I recommend this setting because it makes working with DCGs more readable.
Building block: token//1
We start with a short definition of what a token means:
token(T) -->
alnum(L),
token_(Ls),
!, % single solution: longest match
{ atom_chars(T, [L|Ls]) }.
alnum(A) --> [A], { char_type(A, alnum) }.
token_([L|Ls]) --> alnum(L), token_(Ls).
token_([]) --> [].
Sample queries
Here are a few examples:
?- phrase(token(T), "GOLD").
T = 'GOLD'.
?- phrase(token(T), "2").
T = '2'.
?- phrase(token(T), "GOLD 2").
false.
The last example makes clear that whitespace cannot be part of a token.
Whitespace
We regard as whitespace the following sequences:
spaces --> [].
spaces --> space, spaces.
space --> [S], { char_type(S, space) }.
Solution
Hence, a sequence of tokens separated by whitespace is:
tokens([]) --> [].
tokens([T|Ts]) --> token(T), spaces, tokens(Ts).
And that's it!
We can now transparently apply this DCG to files, using Ulrich Neumerkel's visionary library(pio)
for:
Here is wumpus.data
:
$ cat wumpus.data
GOLD 3 2
WUMPUS 3 3
PIT 2 1
PIT 3 4
Using phrase_from_file/2
to apply the DCG to the file, we get:
?- phrase_from_file(tokens(Ts), 'wumpus.data').

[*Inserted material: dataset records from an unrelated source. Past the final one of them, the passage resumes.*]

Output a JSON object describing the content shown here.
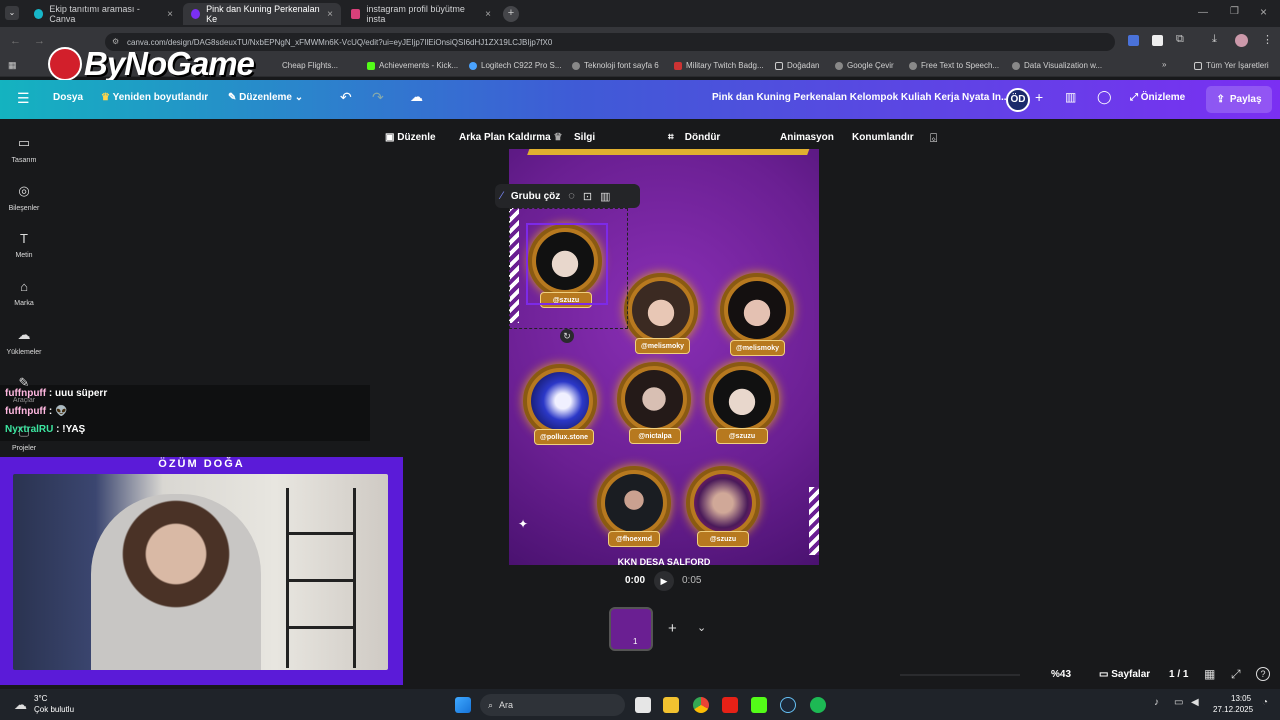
{
  "browser": {
    "tabs": [
      {
        "label": "Ekip tanıtımı araması - Canva",
        "active": false
      },
      {
        "label": "Pink dan Kuning Perkenalan Ke",
        "active": true
      },
      {
        "label": "instagram profil büyütme insta",
        "active": false
      }
    ],
    "url": "canva.com/design/DAG8sdeuxTU/NxbEPNgN_xFMWMn6K-VcUQ/edit?ui=eyJEIjp7IlEiOnsiQSI6dHJ1ZX19LCJBIjp7fX0",
    "bookmarks": [
      "Cheap Flights...",
      "Achievements - Kick...",
      "Logitech C922 Pro S...",
      "Teknoloji font sayfa 6",
      "Military Twitch Badg...",
      "Doğadan",
      "Google Çevir",
      "Free Text to Speech...",
      "Data Visualization w..."
    ],
    "all_bookmarks": "Tüm Yer İşaretleri",
    "watermark": "ByNoGame"
  },
  "canva_header": {
    "file": "Dosya",
    "resize": "Yeniden boyutlandır",
    "edit": "Düzenleme",
    "title": "Pink dan Kuning Perkenalan Kelompok Kuliah Kerja Nyata In...",
    "avatar": "ÖD",
    "preview": "Önizleme",
    "share": "Paylaş"
  },
  "edit_bar": {
    "edit": "Düzenle",
    "bg_remove": "Arka Plan Kaldırma",
    "eraser": "Silgi",
    "rotate": "Döndür",
    "animation": "Animasyon",
    "position": "Konumlandır",
    "swatch_color": "#b7791f"
  },
  "left_rail": [
    {
      "label": "Tasarım",
      "icon": "layout-icon"
    },
    {
      "label": "Bileşenler",
      "icon": "elements-icon"
    },
    {
      "label": "Metin",
      "icon": "text-icon"
    },
    {
      "label": "Marka",
      "icon": "brand-icon"
    },
    {
      "label": "Yüklemeler",
      "icon": "upload-icon"
    },
    {
      "label": "Araçlar",
      "icon": "tools-icon"
    },
    {
      "label": "Projeler",
      "icon": "folder-icon"
    }
  ],
  "group_toolbar": {
    "ungroup": "Grubu çöz"
  },
  "design": {
    "profiles": [
      "@szuzu",
      "@melismoky",
      "@melismoky",
      "@pollux.stone",
      "@nictalpa",
      "@szuzu",
      "@fhoexmd",
      "@szuzu"
    ],
    "footer_text": "KKN DESA SALFORD"
  },
  "player": {
    "current": "0:00",
    "total": "0:05"
  },
  "page_thumb_number": "1",
  "zoom": "%43",
  "pages_label": "Sayfalar",
  "page_count": "1 / 1",
  "chat": [
    {
      "user": "fuffnpuff",
      "msg": "uuu süperr",
      "color": "#ffb8e0"
    },
    {
      "user": "fuffnpuff",
      "msg": "👽",
      "color": "#ffb8e0"
    },
    {
      "user": "NyxtralRU",
      "msg": "!YAŞ",
      "color": "#3ce6a0"
    }
  ],
  "cam_title": "ÖZÜM DOĞA",
  "taskbar": {
    "weather_temp": "3°C",
    "weather_desc": "Çok bulutlu",
    "search": "Ara",
    "time": "13:05",
    "date": "27.12.2025"
  }
}
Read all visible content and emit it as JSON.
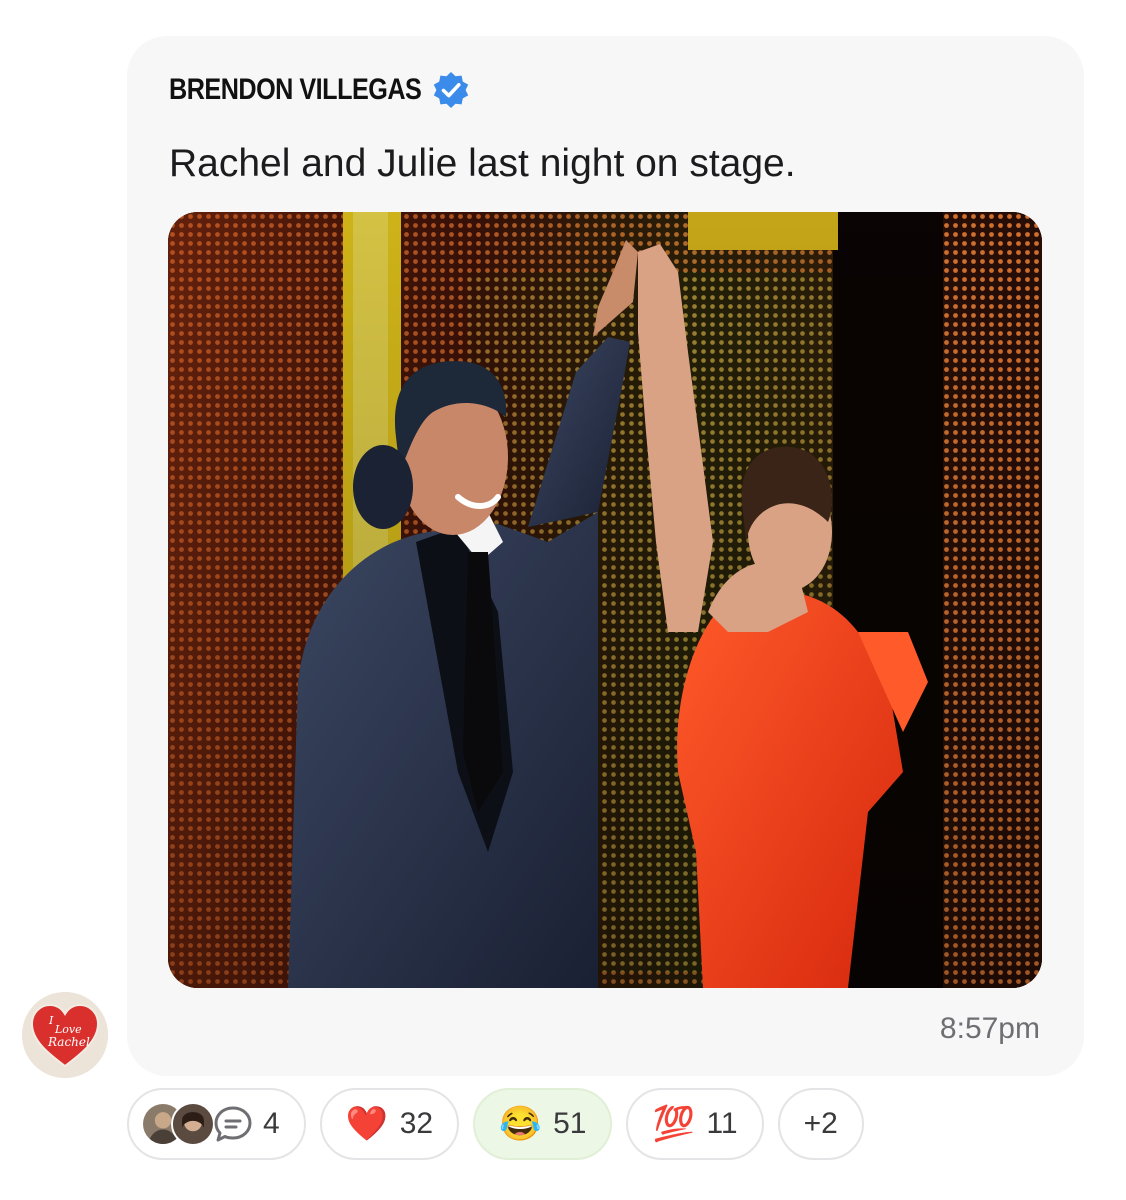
{
  "message": {
    "sender_name": "BRENDON VILLEGAS",
    "sender_verified": true,
    "text": "Rachel and Julie last night on stage.",
    "timestamp": "8:57pm",
    "image_label": "Two performers on stage in front of a glowing LED wall"
  },
  "avatar": {
    "label_line1": "I",
    "label_line2": "Love",
    "label_line3": "Rachel"
  },
  "reactions": {
    "replies": {
      "count": "4",
      "icon": "speech-bubble-icon"
    },
    "items": [
      {
        "emoji": "❤️",
        "name": "heart",
        "count": "32",
        "active": false
      },
      {
        "emoji": "😂",
        "name": "joy",
        "count": "51",
        "active": true
      },
      {
        "emoji": "💯",
        "name": "hundred",
        "count": "11",
        "active": false
      }
    ],
    "more": "+2"
  },
  "colors": {
    "bubble_bg": "#f7f7f7",
    "verified_blue": "#3b8bea",
    "active_reaction_bg": "#edf7e6",
    "heart_red": "#d9302e"
  }
}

Ts = ['GOLD', '3', '2', 'WUMPUS', '3', '3', 'PIT', '2', '1', 'PIT', '3', '4'] .
From such a list of tokens, it is easy to derive the necessary data, using for example again a DCG:
data([]) --> [].
data([D|Ds]) --> data_(D), data(Ds).
data_(gold(X,Y)) --> ['GOLD'], coords(X, Y).
data_(wumpus(X,Y)) --> ['WUMPUS'], coords(X, Y).

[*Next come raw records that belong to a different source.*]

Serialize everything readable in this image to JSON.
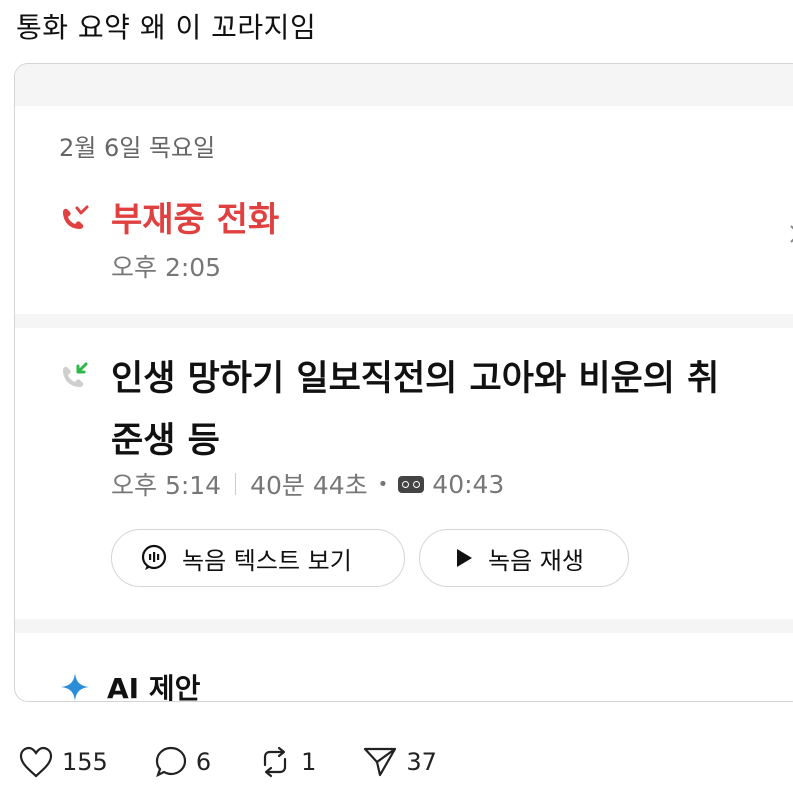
{
  "post": {
    "text": "통화 요약 왜 이 꼬라지임"
  },
  "call_log": {
    "date": "2월 6일 목요일",
    "missed_call": {
      "title": "부재중 전화",
      "time": "오후 2:05",
      "icon": "missed-call-icon",
      "color": "#e0403f"
    },
    "incoming_call": {
      "title": "인생 망하기 일보직전의 고아와 비운의 취준생 등",
      "time": "오후 5:14",
      "duration": "40분 44초",
      "dot": "•",
      "recording_length": "40:43",
      "icon": "incoming-call-icon",
      "icon_color": "#2fb94a"
    },
    "buttons": {
      "transcript": "녹음 텍스트 보기",
      "play": "녹음 재생"
    },
    "ai_section": {
      "label": "AI 제안",
      "icon": "sparkle-icon",
      "icon_color": "#2b8cd8"
    }
  },
  "actions": {
    "likes": "155",
    "comments": "6",
    "reposts": "1",
    "shares": "37"
  }
}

data_(pit(X,Y)) --> ['PIT'], coords(X, Y).
coords(X, Y) --> atom_number(X), atom_number(Y).
atom_number(N) --> [A], { atom_number(A, N) }.
We can use these DCGs together to:
- tokenize a file or given list of characters
- parse the tokens to create structured data.
Sample query:
?- phrase_from_file(tokens(Ts), 'wumpus.data'),
phrase(data(Ds), Ts).
Ts = ['GOLD', '3', '2', 'WUMPUS', '3', '3', 'PIT', '2', '1'|...],
Ds = [gold(3, 2), wumpus(3, 3), pit(2, 1), pit(3, 4)] .
See dcg for more information about this versatile mechanism.
1Please note that SWI-Prolog ships with an outdated version of library(pio)
, which does not work with double_quotes
set to chars
. Use the version supplied by Ulrich directly if you want to try this with SWI-Prolog.